O roteiro diz, no fundo, muito sobre qual é a posição de cada um no mundo, nesse caso evidenciada como o não pertencimento. A visão de uma pessoa que tenta seguir, mas não sabe mais como fazê-lo. Mesmo dentro da nossa própria fantasia, não podemos ter tudo o que queremos.

O livro de Iain Reid deixa claro alguns temas que são fundamentais para entender a história e Kaufman, no longa, coloca essas informações de maneira menos óbvia e com mais simbolismos. Nós adentramos a mente de um personagem com saúde mental instável, possivelmente sofrendo de fobia social (ou transtorno de ansiedade social) e transtorno de bipolaridade, e que no fim é dominado por pensamentos suicidas, que dá o verdadeiro significado do título. 

Toda a narrativa criada na mente do zelador são memórias de todo o sofrimento que ele passou com os fracassos acumulados na vida profissional e emocional, misturadas com uma necessidade eterna de ter sido aceito e validado, apenas ter algum amor ou sentimento verdadeiro ao longo de sua trajetória.

O final em aberto estabelecido por Kaufman é um convite para que cada espectador tire suas próprias conclusões e interprete a obra de sua maneira - como fiz nesse texto - podendo ressignificar tudo que lhe foi apresentado. Em entrevista ao IndieWire, Kaufman explicou que não é fã de resolver seus filmes para o público:

“Eu deixo as pessoas terem suas experiências, então eu realmente não tenho expectativas sobre o que vão pensar.
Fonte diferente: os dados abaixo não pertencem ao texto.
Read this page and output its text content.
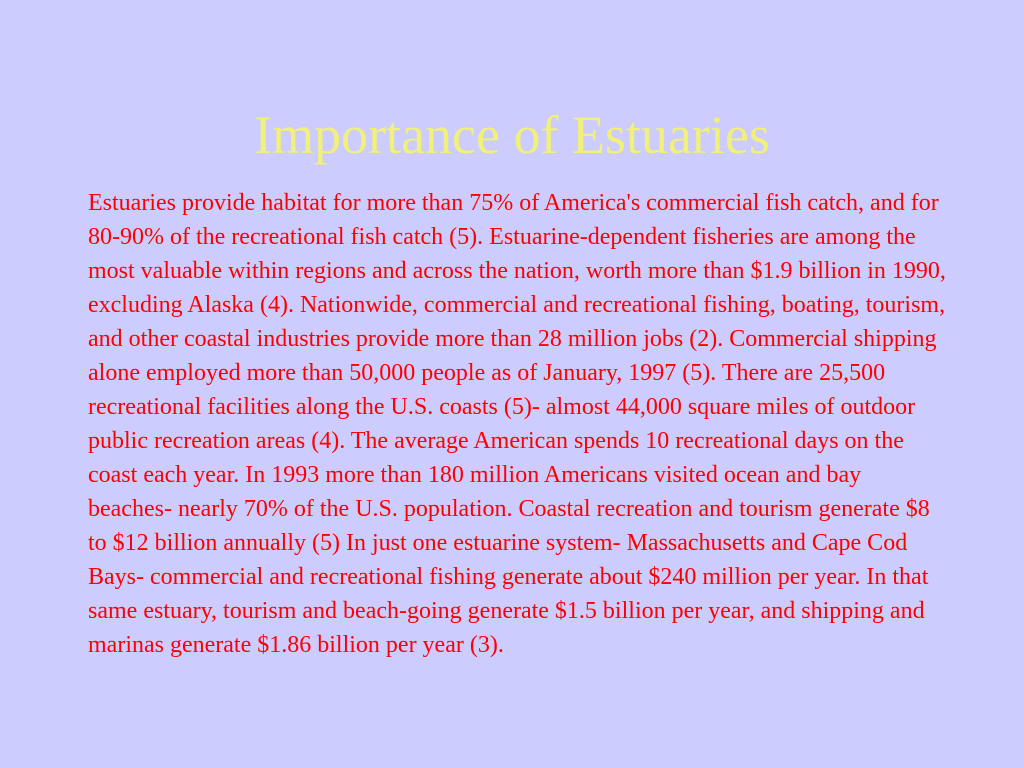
Importance of Estuaries

Estuaries provide habitat for more than 75% of America's commercial fish catch, and for 80-90% of the recreational fish catch (5). Estuarine-dependent fisheries are among the most valuable within regions and across the nation, worth more than $1.9 billion in 1990, excluding Alaska (4). Nationwide, commercial and recreational fishing, boating, tourism, and other coastal industries provide more than 28 million jobs (2). Commercial shipping alone employed more than 50,000 people as of January, 1997 (5). There are 25,500 recreational facilities along the U.S. coasts (5)- almost 44,000 square miles of outdoor public recreation areas (4). The average American spends 10 recreational days on the coast each year. In 1993 more than 180 million Americans visited ocean and bay beaches- nearly 70% of the U.S. population. Coastal recreation and tourism generate $8 to $12 billion annually (5) In just one estuarine system- Massachusetts and Cape Cod Bays- commercial and recreational fishing generate about $240 million per year. In that same estuary, tourism and beach-going generate $1.5 billion per year, and shipping and marinas generate $1.86 billion per year (3).
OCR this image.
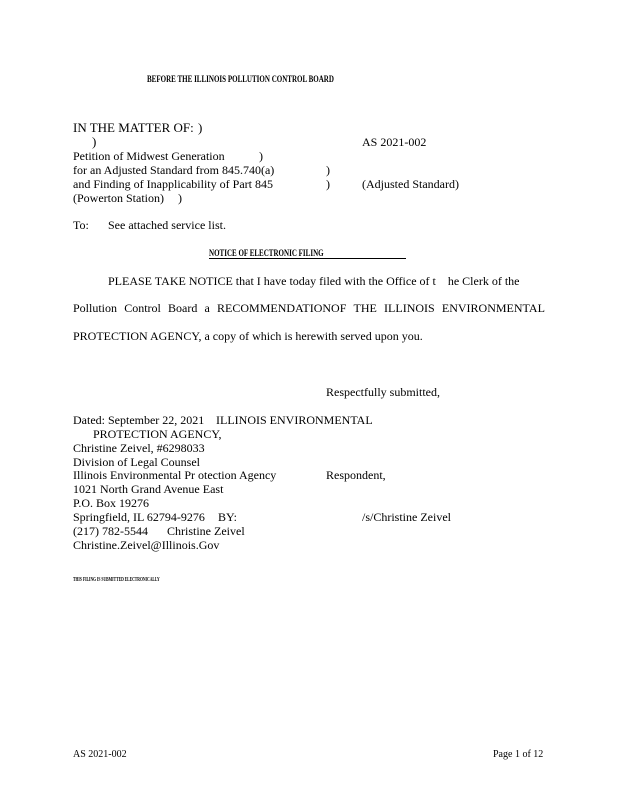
BEFORE THE ILLINOIS POLLUTION CONTROL BOARD
IN THE MATTER OF: )
)	AS 2021-002
Petition of Midwest Generation	)
for an Adjusted Standard from 845.740(a)	)
and Finding of Inapplicability of Part 845	)	(Adjusted Standard)
(Powerton Station) )
To: See attached service list.
NOTICE OF ELECTRONIC FILING
PLEASE TAKE NOTICE that I have today filed with the Office of t    he Clerk of the
Pollution Control Board a RECOMMENDATIONOF THE ILLINOIS ENVIRONMENTAL
PROTECTION AGENCY, a copy of which is herewith served upon you.
Respectfully submitted,
Dated: September 22, 2021 ILLINOIS ENVIRONMENTAL
PROTECTION AGENCY,
Christine Zeivel, #6298033
Division of Legal Counsel
Illinois Environmental Pr otection Agency	Respondent,
1021 North Grand Avenue East
P.O. Box 19276
Springfield, IL 62794-9276 BY:	/s/Christine Zeivel
(217) 782-5544 Christine Zeivel
Christine.Zeivel@Illinois.Gov
THIS FILING IS SUBMITTED ELECTRONICALLY
AS 2021-002	Page 1 of 12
Eu realmente apoio a interpretação de qualquer pessoa.” 

Estou Pensando em Acabar com Tudo não é o tipo de filme que vai agradar a todos, muito pelo contrário, será o famoso “ame ou odeie”. Uma obra que não facilita as coisas para o espectador e não segue uma narrativa convencional, mas também por esse motivo, se torna uma das produções mais ousadas ​​e desafiadoras do cinema recente.